Da ich schon öfter gefragt wurde, ob ich mal darüber nachgedacht hätte, dass es auch weisse Menschen gibt, die keine Rassist*innen sind, dachte ich mir, jetzt, wo ich gerade kein anderes Thema für eine Kolumne finde, könnte ich endlich mal lang darüber nachdenken.

Ich muss zugeben, ich wollte mich erst verteidigen und der Leserin einfach antworten, dass ich nicht rassistisch sein kann, weil ich viele weisse Schweizer Freund*innen habe. Aber dann wäre ich in eine Falle getappt, in die viele Menschen vor mir schon getappt sind: Man ist nicht nicht-rassistisch, nur weil man mit Leuten befreundet ist, die eine andere Hautfarbe haben als man selbst.

Und tatsächlich: Als ich nachdachte und ganz weit zurückdachte, erinnerte ich mich an diesen einen weissen Schweizer Mann. Er war sogar alt. Ein alter weisser Mann, wenn man so will, aber das darf man heute ja gar nicht mehr sagen. Es muss vor ungefähr sieben Jahren gewesen sein, und er war wirklich sehr alt. Vielleicht lebt er heute gar nicht mehr, der Gute. Gott hab ihn selig!

Dann war da noch dieser andere Typ. Der war auch kein Rassist. Er sagte zu mir, als wir über Rassismus redeten: «Ich könnte wirklich mit jedem und jeder Bier trinken gehen und wir hätten es gut!» Er ist ein bisschen wütend geworden, als ich ihm sagte, dass ich kein Bier trinke, aber nicht rassistisch.

Und dann gab es da noch diesen Herrn, der mir schrieb, wenn es mir hier nicht gefalle, solle ich doch zurück ins Merkelland. Man könnte meinen, das sei rassistisch, war es aber keinesfalls: Wenn er rassistisch gewesen wäre, hätte er mich zurück nach Afrika schicken wollen. Dann hätte er wegen meiner Hautfarbe nicht geglaubt, dass ich aus Deutschland komme und hätte ausserdem Afrika als ein ganzes Land abgewertet.

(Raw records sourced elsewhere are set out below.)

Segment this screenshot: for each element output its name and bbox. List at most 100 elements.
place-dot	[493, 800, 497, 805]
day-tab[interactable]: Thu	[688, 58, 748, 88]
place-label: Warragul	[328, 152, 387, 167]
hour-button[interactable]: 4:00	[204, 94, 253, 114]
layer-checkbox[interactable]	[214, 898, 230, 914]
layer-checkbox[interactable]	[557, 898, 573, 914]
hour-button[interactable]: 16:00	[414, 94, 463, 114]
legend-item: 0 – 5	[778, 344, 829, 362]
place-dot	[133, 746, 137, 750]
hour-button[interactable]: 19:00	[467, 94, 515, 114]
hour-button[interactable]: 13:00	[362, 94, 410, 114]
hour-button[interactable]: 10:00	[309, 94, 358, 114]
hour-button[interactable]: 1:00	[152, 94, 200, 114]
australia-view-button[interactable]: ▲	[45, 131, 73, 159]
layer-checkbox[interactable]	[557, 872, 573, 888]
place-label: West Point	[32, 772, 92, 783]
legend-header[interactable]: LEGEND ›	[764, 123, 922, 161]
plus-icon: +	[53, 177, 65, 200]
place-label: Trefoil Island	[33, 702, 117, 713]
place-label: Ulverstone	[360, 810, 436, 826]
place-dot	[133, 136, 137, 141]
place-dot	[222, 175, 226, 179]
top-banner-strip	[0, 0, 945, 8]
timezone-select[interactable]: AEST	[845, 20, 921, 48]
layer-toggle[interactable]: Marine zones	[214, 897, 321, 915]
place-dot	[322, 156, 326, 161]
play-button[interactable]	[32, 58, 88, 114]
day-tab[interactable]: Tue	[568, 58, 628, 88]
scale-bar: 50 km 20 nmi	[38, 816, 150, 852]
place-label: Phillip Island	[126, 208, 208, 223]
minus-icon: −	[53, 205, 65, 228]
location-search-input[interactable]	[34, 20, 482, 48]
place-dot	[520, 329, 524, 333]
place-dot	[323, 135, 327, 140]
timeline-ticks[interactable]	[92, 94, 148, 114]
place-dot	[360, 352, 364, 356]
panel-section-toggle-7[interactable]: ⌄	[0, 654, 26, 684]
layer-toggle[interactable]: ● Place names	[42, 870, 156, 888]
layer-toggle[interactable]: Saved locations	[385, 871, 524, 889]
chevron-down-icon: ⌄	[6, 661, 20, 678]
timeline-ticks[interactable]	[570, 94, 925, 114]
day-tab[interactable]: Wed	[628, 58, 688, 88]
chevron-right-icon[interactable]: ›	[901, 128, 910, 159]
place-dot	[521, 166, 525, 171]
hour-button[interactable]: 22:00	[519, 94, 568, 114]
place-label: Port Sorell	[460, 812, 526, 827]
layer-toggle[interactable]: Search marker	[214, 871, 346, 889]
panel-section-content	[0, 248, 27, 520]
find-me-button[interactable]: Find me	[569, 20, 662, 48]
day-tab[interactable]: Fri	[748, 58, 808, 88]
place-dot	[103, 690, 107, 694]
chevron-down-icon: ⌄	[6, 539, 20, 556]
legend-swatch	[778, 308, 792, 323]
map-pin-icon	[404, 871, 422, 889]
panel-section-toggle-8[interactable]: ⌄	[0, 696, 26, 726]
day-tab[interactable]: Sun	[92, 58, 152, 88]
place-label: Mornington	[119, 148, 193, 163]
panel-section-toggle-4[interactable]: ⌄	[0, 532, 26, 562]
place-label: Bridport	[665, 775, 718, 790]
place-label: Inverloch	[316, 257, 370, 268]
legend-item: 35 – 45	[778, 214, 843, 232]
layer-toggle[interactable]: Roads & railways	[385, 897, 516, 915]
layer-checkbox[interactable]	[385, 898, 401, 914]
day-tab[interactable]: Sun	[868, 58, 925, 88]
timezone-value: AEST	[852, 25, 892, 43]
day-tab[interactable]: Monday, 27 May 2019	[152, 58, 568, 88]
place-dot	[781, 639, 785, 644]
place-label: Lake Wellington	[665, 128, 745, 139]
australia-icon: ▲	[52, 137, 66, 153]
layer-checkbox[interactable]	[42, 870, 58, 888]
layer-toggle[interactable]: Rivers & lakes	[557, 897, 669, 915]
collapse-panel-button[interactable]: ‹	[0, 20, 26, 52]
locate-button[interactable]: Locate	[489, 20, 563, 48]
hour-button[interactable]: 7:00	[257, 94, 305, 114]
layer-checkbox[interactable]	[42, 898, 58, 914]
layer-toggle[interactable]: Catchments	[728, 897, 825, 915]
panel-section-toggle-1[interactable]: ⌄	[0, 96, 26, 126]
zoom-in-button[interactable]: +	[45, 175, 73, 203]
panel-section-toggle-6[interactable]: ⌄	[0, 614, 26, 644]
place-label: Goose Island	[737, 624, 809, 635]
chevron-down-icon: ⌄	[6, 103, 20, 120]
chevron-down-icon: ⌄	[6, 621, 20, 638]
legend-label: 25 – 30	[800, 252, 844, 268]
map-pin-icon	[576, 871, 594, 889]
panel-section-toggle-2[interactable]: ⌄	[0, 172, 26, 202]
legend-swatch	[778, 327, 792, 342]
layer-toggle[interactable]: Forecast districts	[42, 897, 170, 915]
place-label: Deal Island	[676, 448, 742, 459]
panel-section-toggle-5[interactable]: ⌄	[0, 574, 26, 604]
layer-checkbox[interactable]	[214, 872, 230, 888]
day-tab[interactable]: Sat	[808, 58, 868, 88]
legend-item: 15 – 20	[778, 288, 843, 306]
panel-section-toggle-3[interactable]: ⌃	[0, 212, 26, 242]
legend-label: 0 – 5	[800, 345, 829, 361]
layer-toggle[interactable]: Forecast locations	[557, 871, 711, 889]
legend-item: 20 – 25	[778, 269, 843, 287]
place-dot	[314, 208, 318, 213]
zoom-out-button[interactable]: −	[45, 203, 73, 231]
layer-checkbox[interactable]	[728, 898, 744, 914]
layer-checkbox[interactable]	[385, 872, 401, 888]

Mir ist auch eingefallen, dass an den vielen Tagen, an denen Mohamed Wa Baile in rassistische Polizeikontrollen geriet, sehr viele weisse Schweizer*innen wohl gerade einkaufen waren. Das ist ganz und gar nicht rassistisch! Es sei denn, sie haben Güter gekauft, die die rassistische Weltordnung bestärken. Wenn sie aber Schweizer Äpfel und Schweizer Randen zur richtigen Saison gekauft haben, haben sie alles richtig gemacht.

Es ist beim Thema Rassismus ausserdem wichtig zu betonen, dass ich es liebe, mich im Rhein treiben zu lassen, das ist eine ganz und gar tolle Erfrischung. Ausserdem finde ich stichfesten Joghurt, der in der Schweiz viel häufiger ist als in Deutschland, etwas gewöhnungsbedürftig, aber oft auch sehr lecker, nachdem man ihn umgerührt hat.

** Um genau zu sein, fragte sie nach Erfahrungen mit «weissen Schweizern und Schweizerinnen». Ich beziehe die weissen queeren, non-binären und intersex Schweizer*innen jetzt einfach mal mit ein. Kam mir so beim Nachdenken.

Der Leserinnenbrief lässt sich auf S. 29 nachlesen.

FATIMA MOUMOUNI

denkt sonst nie darüber nach, was sie sagt, wenn sie über Rassismus redet.